John P. Ferris (June 29, 1933 - September 27, 2015) was a politician in Ontario, Canada. He was a Liberal member of the Legislative Assembly of Ontario from 1975 to 1977 who represented the central Ontario riding of London South. He was also a long time school board trustee who served as chair of London school boards in 1975 and again in 1986.

==Background==
Ferris was raised in London, Ontario and graduated from Catholic Central High School. He was an employee of London Life Insurance before becoming a school trustee in 1971. He was married to Joan for 56 years and together they raised three children.

==Politics==
In 1971, he became a school board trustee out of concern for separate school funding. He said, "There was an argument going on about the continuation of separate schools. What would happen with my own kids was a concern." In 1975, he was elected as chair of the London School Board of Education.

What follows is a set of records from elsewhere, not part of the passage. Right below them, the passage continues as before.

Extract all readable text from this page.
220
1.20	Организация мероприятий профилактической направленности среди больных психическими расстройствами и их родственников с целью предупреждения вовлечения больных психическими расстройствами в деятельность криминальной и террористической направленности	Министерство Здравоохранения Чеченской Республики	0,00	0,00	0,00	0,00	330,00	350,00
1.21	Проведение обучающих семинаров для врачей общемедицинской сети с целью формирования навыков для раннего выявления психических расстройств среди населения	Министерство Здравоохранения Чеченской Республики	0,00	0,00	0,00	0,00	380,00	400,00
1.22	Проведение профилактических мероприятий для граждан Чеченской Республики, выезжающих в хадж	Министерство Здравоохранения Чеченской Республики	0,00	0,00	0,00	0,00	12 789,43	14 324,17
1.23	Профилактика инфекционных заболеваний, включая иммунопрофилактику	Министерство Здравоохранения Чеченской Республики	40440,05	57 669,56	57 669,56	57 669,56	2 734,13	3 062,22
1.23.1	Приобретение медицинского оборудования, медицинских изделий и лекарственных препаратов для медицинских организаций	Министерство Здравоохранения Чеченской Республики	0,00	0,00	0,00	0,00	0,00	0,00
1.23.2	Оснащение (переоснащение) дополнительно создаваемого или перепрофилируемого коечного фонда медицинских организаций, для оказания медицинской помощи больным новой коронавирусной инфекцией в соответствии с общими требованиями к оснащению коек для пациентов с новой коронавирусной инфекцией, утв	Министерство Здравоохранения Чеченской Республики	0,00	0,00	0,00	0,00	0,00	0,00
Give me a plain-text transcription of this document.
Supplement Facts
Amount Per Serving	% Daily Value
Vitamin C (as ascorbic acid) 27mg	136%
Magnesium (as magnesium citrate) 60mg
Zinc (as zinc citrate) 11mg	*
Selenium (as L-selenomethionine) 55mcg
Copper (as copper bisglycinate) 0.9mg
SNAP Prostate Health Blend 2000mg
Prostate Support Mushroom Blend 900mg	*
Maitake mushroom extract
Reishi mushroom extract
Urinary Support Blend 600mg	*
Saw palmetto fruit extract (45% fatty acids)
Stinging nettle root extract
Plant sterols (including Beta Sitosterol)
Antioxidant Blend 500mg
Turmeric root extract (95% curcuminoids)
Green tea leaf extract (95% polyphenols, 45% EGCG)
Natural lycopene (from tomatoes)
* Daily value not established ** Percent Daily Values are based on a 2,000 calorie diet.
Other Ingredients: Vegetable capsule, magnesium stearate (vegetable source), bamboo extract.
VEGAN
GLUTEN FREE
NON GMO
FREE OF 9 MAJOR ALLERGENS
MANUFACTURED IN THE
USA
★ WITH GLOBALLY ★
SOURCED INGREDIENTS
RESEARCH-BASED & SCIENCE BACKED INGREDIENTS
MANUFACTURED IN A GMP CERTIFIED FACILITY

later that year, he ran as the Liberal candidate in the 1975 provincial election. He defeated PC candidate in John Eberhard in the riding of London South in what was viewed as an upset result. After winning his seat in the legislature he resigned as board chair and was replaced by Eberhard's father Richard Eberhard who was vice-chair of the board. He was named education critic for the Liberal party for the next term of parliament.

In the 1977 election, Ferris lost to PC candidate Gordon Walker who retook the seat for the Conservatives.

He returned to the school board in 1978 and continued in that position until he retired in 2010.